Documentation for ImageItemsDatasetDictPreprocessor

Functionality

The ImageItemsDatasetDictPreprocessor class preprocesses image data by normalizing dataset fields, applying image transforms for resizing and padding, and wrapping the transformed images in an ItemsSet. This class inherits from ItemsDatasetDictPreprocessor and adapts processing specifically for image items.

Parameters

  • field_normalizer: A DatasetFieldsNormalizer instance to normalize field names.
  • n_pixels: An integer representing the side length of images (default: 224).
  • transform: A callable for image transformation, defaulting to a resize and pad function.

Usage

  • Purpose: To preprocess image datasets by standardizing fields and applying necessary transforms. This enables the creation of train/test splits with properly processed image data.

Example

preprocessor = ImageItemsDatasetDictPreprocessor(
    field_normalizer=my_normalizer,
    n_pixels=224
)
processed_dataset = preprocessor(dataset)

Documentation for ImageItemsDatasetDictPreprocessor.get_id_field_name

Functionality

This method returns the ID field name as defined in the associated DatasetFieldsNormalizer instance. It provides a standardized way to access the identifier used for each item in the dataset.

Parameters

  • None.

Usage

  • Purpose: Retrieve the standardized identifier field name for dataset items.

Example

Assuming you have an instance of the preprocessor:

preprocessor = ImageItemsDatasetDictPreprocessor(field_normalizer)
id_field = preprocessor.get_id_field_name()
The variable id_field will contain the name of the ID field.

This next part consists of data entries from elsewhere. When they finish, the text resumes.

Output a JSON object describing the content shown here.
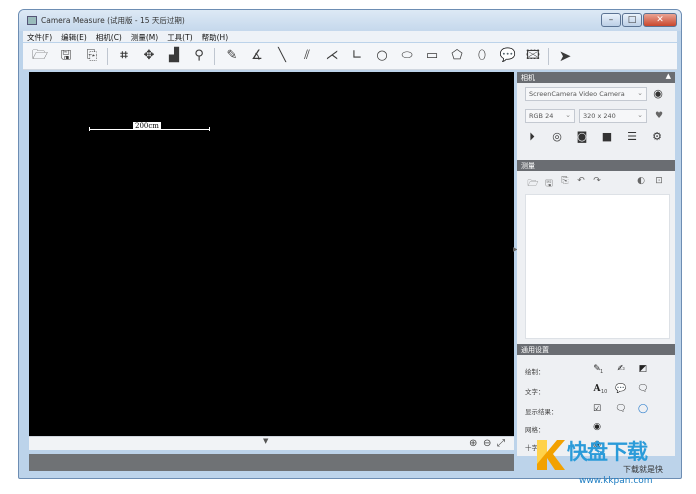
{
  "window": {
    "title": "Camera Measure  (试用版 - 15 天后过期)",
    "minimize": "–",
    "maximize": "□",
    "close": "✕"
  },
  "menu": [
    "文件(F)",
    "编辑(E)",
    "相机(C)",
    "测量(M)",
    "工具(T)",
    "帮助(H)"
  ],
  "toolbar": {
    "icons": [
      "open-icon",
      "save-icon",
      "save-as-icon",
      "crop-icon",
      "move-icon",
      "histogram-icon",
      "zoom-icon",
      "pencil-icon",
      "angle-icon",
      "line-icon",
      "parallel-lines-icon",
      "arrow-angle-icon",
      "polyline-icon",
      "circle-icon",
      "ellipse-icon",
      "rectangle-icon",
      "polygon-icon",
      "freeform-icon",
      "comment-icon",
      "image-icon",
      "pointer-icon"
    ]
  },
  "viewport": {
    "ruler_label": "200cm"
  },
  "panels": {
    "camera": {
      "header": "相机",
      "device": "ScreenCamera Video Camera",
      "format": "RGB 24",
      "resolution": "320 x 240"
    },
    "measure": {
      "header": "测量"
    },
    "settings": {
      "header": "通用设置",
      "rows": [
        "绘制：",
        "文字：",
        "显示结果：",
        "网格：",
        "十字线："
      ],
      "font_size_label": "A",
      "font_size_sub": "10",
      "pencil_sub": "1"
    }
  },
  "watermark": {
    "title": "快盘下载",
    "subtitle": "下载就是快",
    "url": "www.kkpan.com"
  }
}
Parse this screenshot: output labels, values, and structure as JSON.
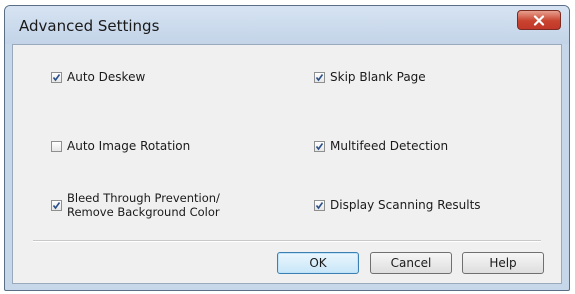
{
  "window": {
    "title": "Advanced Settings"
  },
  "options": {
    "auto_deskew": {
      "label": "Auto Deskew",
      "checked": true
    },
    "auto_image_rotation": {
      "label": "Auto Image Rotation",
      "checked": false
    },
    "bleed_through": {
      "label_line1": "Bleed Through Prevention/",
      "label_line2": "Remove Background Color",
      "checked": true
    },
    "skip_blank_page": {
      "label": "Skip Blank Page",
      "checked": true
    },
    "multifeed_detection": {
      "label": "Multifeed Detection",
      "checked": true
    },
    "display_scanning_results": {
      "label": "Display Scanning Results",
      "checked": true
    }
  },
  "buttons": {
    "ok": "OK",
    "cancel": "Cancel",
    "help": "Help"
  },
  "icons": {
    "close": "close-icon",
    "check": "check-icon"
  },
  "colors": {
    "close_button": "#c8432f",
    "default_button_border": "#3c7fb1",
    "window_frame": "#c7d7ea"
  }
}
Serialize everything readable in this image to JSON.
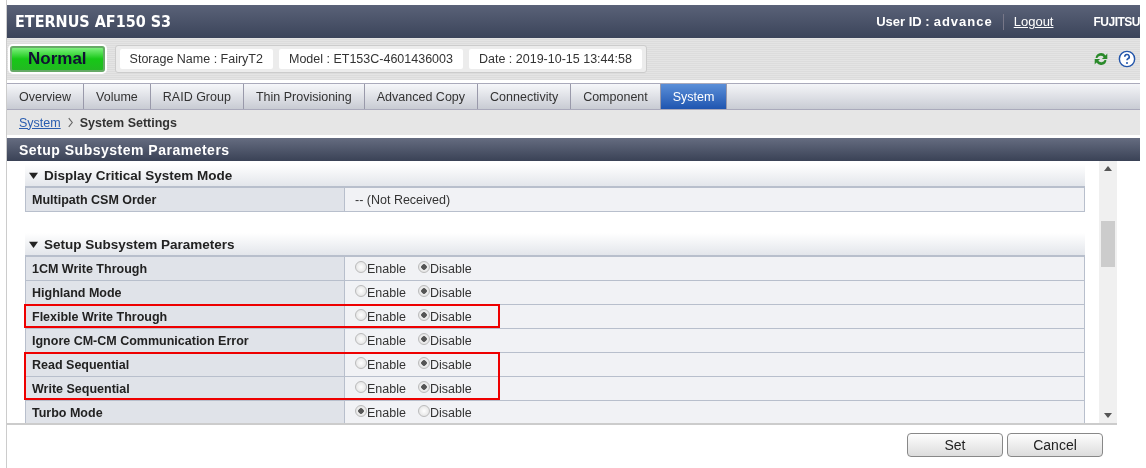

Documentation for ImageItemsDatasetDictPreprocessor.convert

Functionality

This method normalizes dataset fields, applies image transforms, and creates ItemsSet objects for each split of the dataset. It prepares the data for embedding generation by converting raw image data into processed pixel arrays.

Parameters

  • dataset: DatasetDict. The dataset containing train/test splits to be preprocessed.

Returns

  • DatasetDict where each value is an ItemsSet containing normalized and transformed images.

Usage

Apply this method to prepare your image dataset. It ensures that fields are normalized and images are resized and padded for further processing.

Example

processed_dataset = preprocessor.convert(raw_dataset)